My recording gear today would have been considered science fiction back in the early days of my recording career. I have a simple multi-track digital post production recording set-up. I use the Apollo 8p for my mic-pre/ analog input. I record, mix, and master from my iMac using Avid Pro-Tools (ver. 12 point something), Ozone 8 mastering software, East-West orchestral sounds, a ton of other software, I go very easy on my plug-ins (my favorite being the UA LA2A), my vocal is all done with the Blue baby bottle and most of my acoustic instruments are thru my MikTek SN2132.
How did “Back In The Day” come to be?
“Back In The Day” is a song originally composed some 25 years ago with my good friend and BMG recording artist Jessie Hunter. The title was different and the entire melodic and rhythmic structure was vastly different from the track that appears on my 2021 album “Lufkin” (Highway 59 Records). But the lyrics and the narrative are virtually unchanged from the first version. The year 2020 was a strange year for most of us and I kept hearing the phrase, “back in the day” as a preface to people making a reference to how different things were in the recent past and what the outcome might have been given the current circumstances. For some reason, the whole thing felt relevant now, I could be wrong, I have been before.
Your new Lufkin is out now. What do the other tracks on the album add to your corpus of recorded work?
I created the album “Lufkin” (2021 Highway 59 Records) as a continuation of many of my own narratives I had begun on my previous album (HWY 59). The themes of fishing and spending time with my dad on, “Daddy, I Wanna go Fishin’”; my journey back to Texas on, “I Sold A Lot of Beer” and “Big in Texas” along with bringing some other personal stories to the table with songs like, “Old Grey Dog” and “Stars In Their Eyes”
Another track on your release is He’s Just A Cowboy. How is the overall sound of the song different from other fare on the album?

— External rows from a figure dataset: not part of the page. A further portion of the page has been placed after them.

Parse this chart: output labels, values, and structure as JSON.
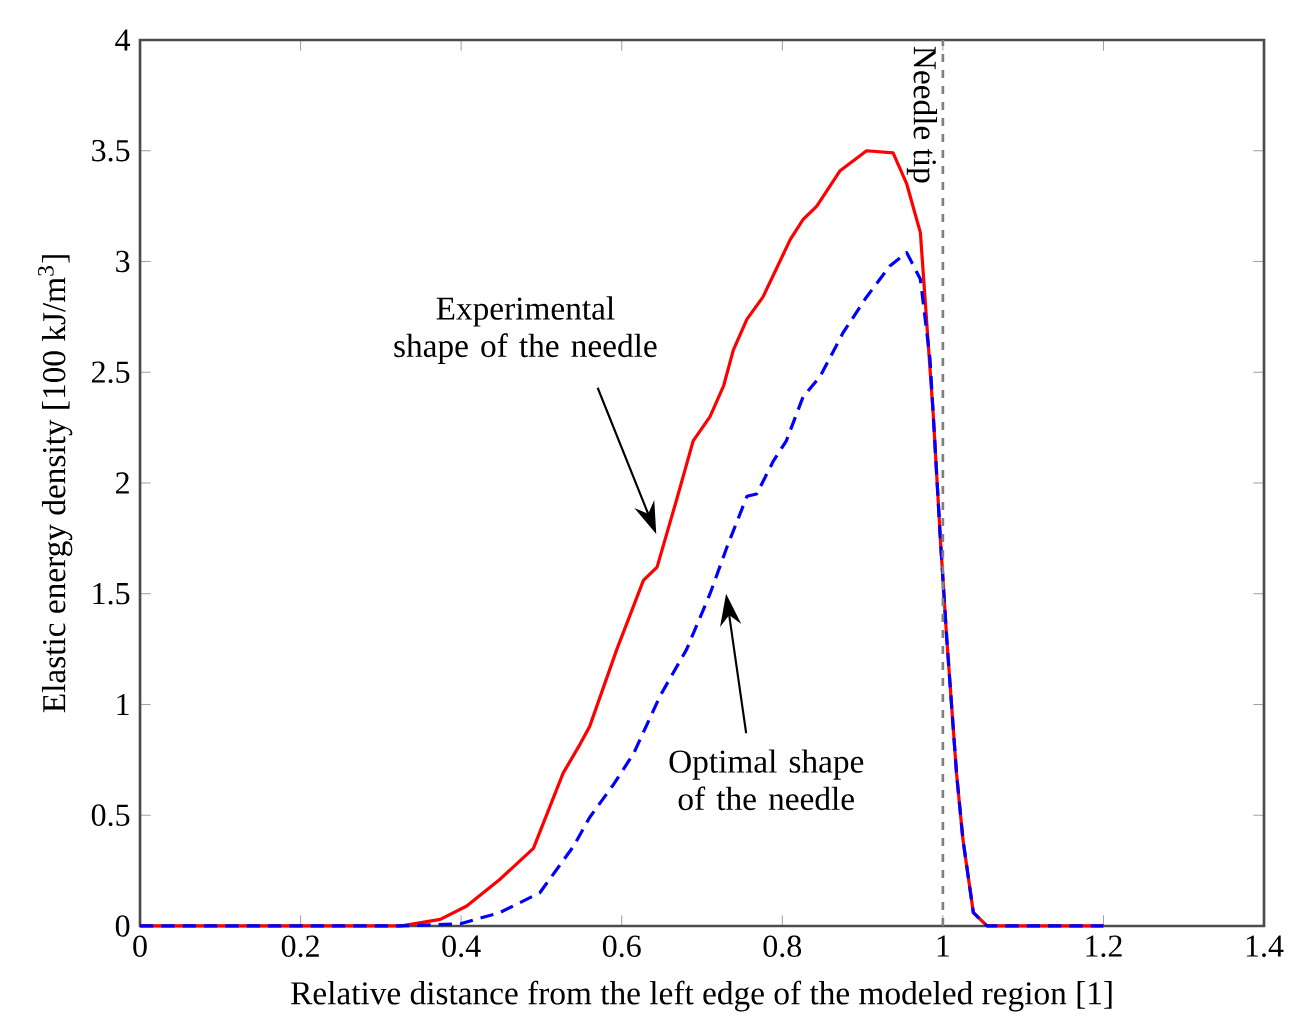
{
  "chart_data": {
    "type": "line",
    "xlabel": "Relative distance from the left edge of the modeled region [1]",
    "ylabel": "Elastic energy density [100 kJ/m$^{3}$]",
    "xlim": [
      0,
      1.4
    ],
    "ylim": [
      0,
      4
    ],
    "xticks": [
      0,
      0.2,
      0.4,
      0.6,
      0.8,
      1,
      1.2,
      1.4
    ],
    "yticks": [
      0,
      0.5,
      1,
      1.5,
      2,
      2.5,
      3,
      3.5,
      4
    ],
    "grid": false,
    "series": [
      {
        "color": "#ff0000",
        "line_style": "solid",
        "x": [
          0,
          0.1,
          0.2,
          0.3,
          0.324,
          0.374,
          0.407,
          0.448,
          0.49,
          0.527,
          0.548,
          0.56,
          0.594,
          0.61,
          0.627,
          0.644,
          0.668,
          0.689,
          0.71,
          0.727,
          0.739,
          0.756,
          0.776,
          0.81,
          0.826,
          0.843,
          0.872,
          0.905,
          0.938,
          0.955,
          0.972,
          0.988,
          0.997,
          1.005,
          1.017,
          1.025,
          1.038,
          1.055,
          1.1,
          1.2
        ],
        "values": [
          0,
          0,
          0,
          0,
          0,
          0.03,
          0.09,
          0.21,
          0.35,
          0.69,
          0.82,
          0.9,
          1.25,
          1.4,
          1.56,
          1.62,
          1.92,
          2.19,
          2.3,
          2.44,
          2.6,
          2.74,
          2.84,
          3.1,
          3.19,
          3.25,
          3.41,
          3.5,
          3.49,
          3.35,
          3.13,
          2.31,
          1.74,
          1.29,
          0.69,
          0.39,
          0.06,
          0,
          0,
          0
        ]
      },
      {
        "color": "#0000ff",
        "line_style": "dashed",
        "x": [
          0,
          0.1,
          0.2,
          0.3,
          0.324,
          0.399,
          0.448,
          0.498,
          0.54,
          0.56,
          0.59,
          0.615,
          0.648,
          0.681,
          0.71,
          0.731,
          0.756,
          0.768,
          0.789,
          0.805,
          0.826,
          0.847,
          0.876,
          0.905,
          0.934,
          0.955,
          0.972,
          0.984,
          0.997,
          1.005,
          1.017,
          1.025,
          1.038,
          1.055,
          1.1,
          1.2
        ],
        "values": [
          0,
          0,
          0,
          0,
          0,
          0.01,
          0.06,
          0.15,
          0.36,
          0.49,
          0.64,
          0.78,
          1.04,
          1.25,
          1.5,
          1.71,
          1.94,
          1.95,
          2.1,
          2.19,
          2.39,
          2.48,
          2.68,
          2.84,
          2.98,
          3.04,
          2.92,
          2.56,
          1.74,
          1.29,
          0.69,
          0.39,
          0.06,
          0,
          0,
          0
        ]
      }
    ],
    "ref_lines": [
      {
        "axis": "x",
        "value": 1,
        "label": "Needle tip",
        "color": "#808080",
        "line_style": "dashed"
      }
    ],
    "annotations": [
      "Experimental shape of the needle",
      "Optimal shape of the needle"
    ]
  }
}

The song, “He’s Just A Cowboy” comes from a more folk/rock musical perspective. It has elements of the eagles “Ol 55’”, James Taylor’s “Sweet Baby James”, and Michael Murphy’s “Desert Rat”. I feature my buddy Troy Klontz on the pedal-steel guitar and use my string arrangements to add to the overall cinematic feel of the record. It’s not so much a departure from my sound as it is more of another layer to what I’m making here.
How has the current pandemic changed your approach to creating music?

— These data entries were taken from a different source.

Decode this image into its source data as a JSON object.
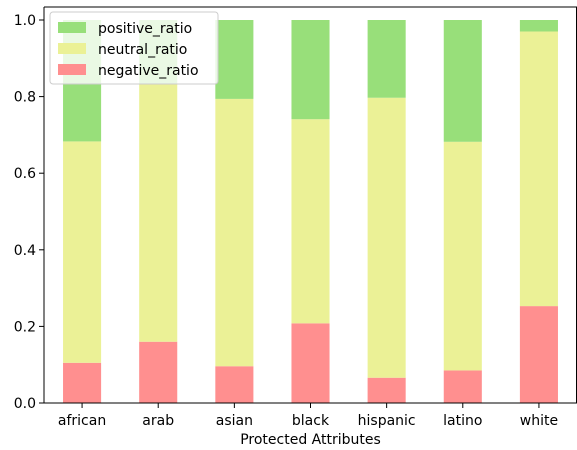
{
  "chart_data": {
    "type": "bar",
    "stacked": true,
    "title": "",
    "xlabel": "Protected Attributes",
    "ylabel": "",
    "ylim": [
      0,
      1.0
    ],
    "yticks": [
      "0.0",
      "0.2",
      "0.4",
      "0.6",
      "0.8",
      "1.0"
    ],
    "grid": false,
    "legend_position": "top-left",
    "categories": [
      "african",
      "arab",
      "asian",
      "black",
      "hispanic",
      "latino",
      "white"
    ],
    "series": [
      {
        "name": "negative_ratio",
        "color": "#ff8f8f",
        "values": [
          0.105,
          0.16,
          0.096,
          0.208,
          0.066,
          0.085,
          0.253
        ]
      },
      {
        "name": "neutral_ratio",
        "color": "#ebf196",
        "values": [
          0.578,
          0.672,
          0.698,
          0.533,
          0.731,
          0.597,
          0.717
        ]
      },
      {
        "name": "positive_ratio",
        "color": "#98df7a",
        "values": [
          0.317,
          0.168,
          0.206,
          0.259,
          0.203,
          0.318,
          0.03
        ]
      }
    ],
    "legend_order": [
      "positive_ratio",
      "neutral_ratio",
      "negative_ratio"
    ]
  }
}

The pandemic has not changed my music in the least. I’ve been making records in the same manner now for the last five years…but the quarantine certainly afforded me more time to shape and mold the recordings into what I was hearing in my head.
How can interested NeuFutur readers locate samples of your music?
The best source for locating samples of my music and anything else that I consider relevant to my artistry can be found at www.randycmoore.com,my web site. The cover page has all my links. I have videos, just search Randy C Moore on You Tube. I have Facebook pages, Randy C Moore Music, Friends of Randy C Moore, Instagram, Twitter…it’s ridiculous to have to have all this stuff but somewhere I read it was vital.
Finally, do you have any additional thoughts about life and the universe for our readers?
To everyone who reads any of this or I have not put to sleep by this time I’d like to just say…
Be kind to your neighbours and you will have kinder neighbours, be kind to strangers and you will find kinder strangers. Don’t place your expectations on occasions and don’t let a day control you, you control the day. Lastly, enjoy your life, God wants you to be happy, so make up your mind to be happy, own it.